Foreigners

The Wahhabi Woman Problem

Why no campaigns against Saudi Arabia’s institutionalized sexism?

Saudi women

“A court in Country X sentenced a black man who had been severely beaten by white men to six months in jail and 200 lashes.”

How would you react if you read that in a newspaper? With shock, horror, and anger at the regime in Country X, no doubt. And once you learned that punishing blacks for associating with whites is routine in Country X, you might get even angrier. You might call for sanctions, you might insist that Country X not participate in the Olympics. You might insist that Country X be treated like apartheid-era South Africa.

In fact, the sentence is real—almost. When originally published on the CBS News Web site last month, it concerned a woman, not a black man, and Country X was Saudi Arabia. Here is the real quote:

A Saudi court sentenced a woman who had been gang raped to six months in jail and 200 lashes.

True, this extraordinary case, in which a rape victim was condemned for associating with a man who was not a relative, did create a small international echo. Hillary Clinton led a chorus of Democrats condemning the ruling, and a few editorials criticized it. It wasn’t much, but it mattered: Thanks to international pressure, the Saudi king has now “pardoned” the woman. And now? In Saudi Arabia, women still can’t vote, can’t drive, can’t leave the house without a male relative. No campaign of the kind once directed at South Africa has ever been mounted in their defense.

This comparison of Saudi and South African apartheid, and the different Western attitudes to both, has been made before. Recently, journalist Mona Eltahawy argued that while oil is a factor, the real reason Saudi teams aren’t kicked out of the Olympics is that “Saudis have succeeded in pulling a fast one on the world by claiming their religion is the reason they treat women so badly.” Islam, she points out, does take other forms—in Turkey, Morocco, Indonesia, and elsewhere. But Saudi propaganda, plus our own timidity about foreign customs, has blinded us to the fact that the systematic, wholesale Saudi oppression of women isn’t dictated by religion at all, but rather by the culture of the Saudi ruling class.

I think there is another explanation, too. As a nation, we are partial to issues that seem familiar, and the story of apartheid South Africa had echoes in American history, in our own civil-rights movement. It wasn’t that big a leap for Jesse Jackson to support the anti-apartheid movement when it was at its peak in the 1980s, and it wasn’t that hard for college students at that time, either: We had been taught about institutionalized racism in school.

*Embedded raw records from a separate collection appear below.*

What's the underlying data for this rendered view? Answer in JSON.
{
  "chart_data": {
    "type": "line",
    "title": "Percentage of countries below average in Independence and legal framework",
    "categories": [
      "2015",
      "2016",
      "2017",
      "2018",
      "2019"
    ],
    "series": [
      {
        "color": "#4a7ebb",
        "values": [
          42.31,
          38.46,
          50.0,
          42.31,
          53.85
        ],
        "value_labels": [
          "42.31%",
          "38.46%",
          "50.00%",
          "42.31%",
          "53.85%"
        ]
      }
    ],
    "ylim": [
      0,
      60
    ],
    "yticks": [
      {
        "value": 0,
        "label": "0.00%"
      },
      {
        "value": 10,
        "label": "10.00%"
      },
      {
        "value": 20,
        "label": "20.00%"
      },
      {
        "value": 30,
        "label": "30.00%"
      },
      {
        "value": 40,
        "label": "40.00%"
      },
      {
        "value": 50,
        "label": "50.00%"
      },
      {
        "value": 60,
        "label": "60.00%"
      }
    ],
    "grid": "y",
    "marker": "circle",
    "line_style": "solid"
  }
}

By contrast, the women of contemporary Saudi Arabia need a much more fundamental revolution than the one that took place among American women in the 1960s, and it’s one we have trouble understanding. Unlike American blacks, it has been a long time since American women grappled with issues as basic as the right to study or vote. Instead, we have (fortunately) fought for less fundamental rights in recent decades, and our women’s groups have of late (unfortunately) had the luxury of focusing on the marginal. The National Council of Women’s Organizations’ most famous recent campaign was against the Augusta National Golf Club. The Web site of the National Organization for Women (I hate to keep picking on them, but it’s so easy) has space for issues of “non-sexist car insurance” and “network neutrality” but not for the Saudi rape victim or  the girl murdered last week in Canada for refusing to wear the hijab.

The reigning feminist ideology doesn’t help: Philosopher Christina Hoff Sommers has written, among other things, that some American feminists, self-focused and reluctant to criticize non-Western cultures, have convinced themselves that “sexual terror” in America (a phrase from a real women’s studies textbook) is more dangerous than actual terrorism. But the deeper problem is the gradual marginalization of “women’s issues” in domestic politics, which has made them subordinate to security issues or racial issues in foreign policy. American delegates to international and U.N. women’s organizations are mostly identified with arguments about reproductive rights (whether for or against, depending on the administration), not arguments about the fundamental rights of women in Saudi Arabia or the Muslim world.

Until this changes, it will be hard to mount a campaign, in the manner of the anti-apartheid movement, to enforce sanctions or codes of conduct for people doing business there. What we need as a model, in other words, is not the 1960s feminism we all remember, but a globalized version of 19th-century feminism we’ve nearly forgotten. Candidates for the role of Elizabeth Cady Stanton, anyone?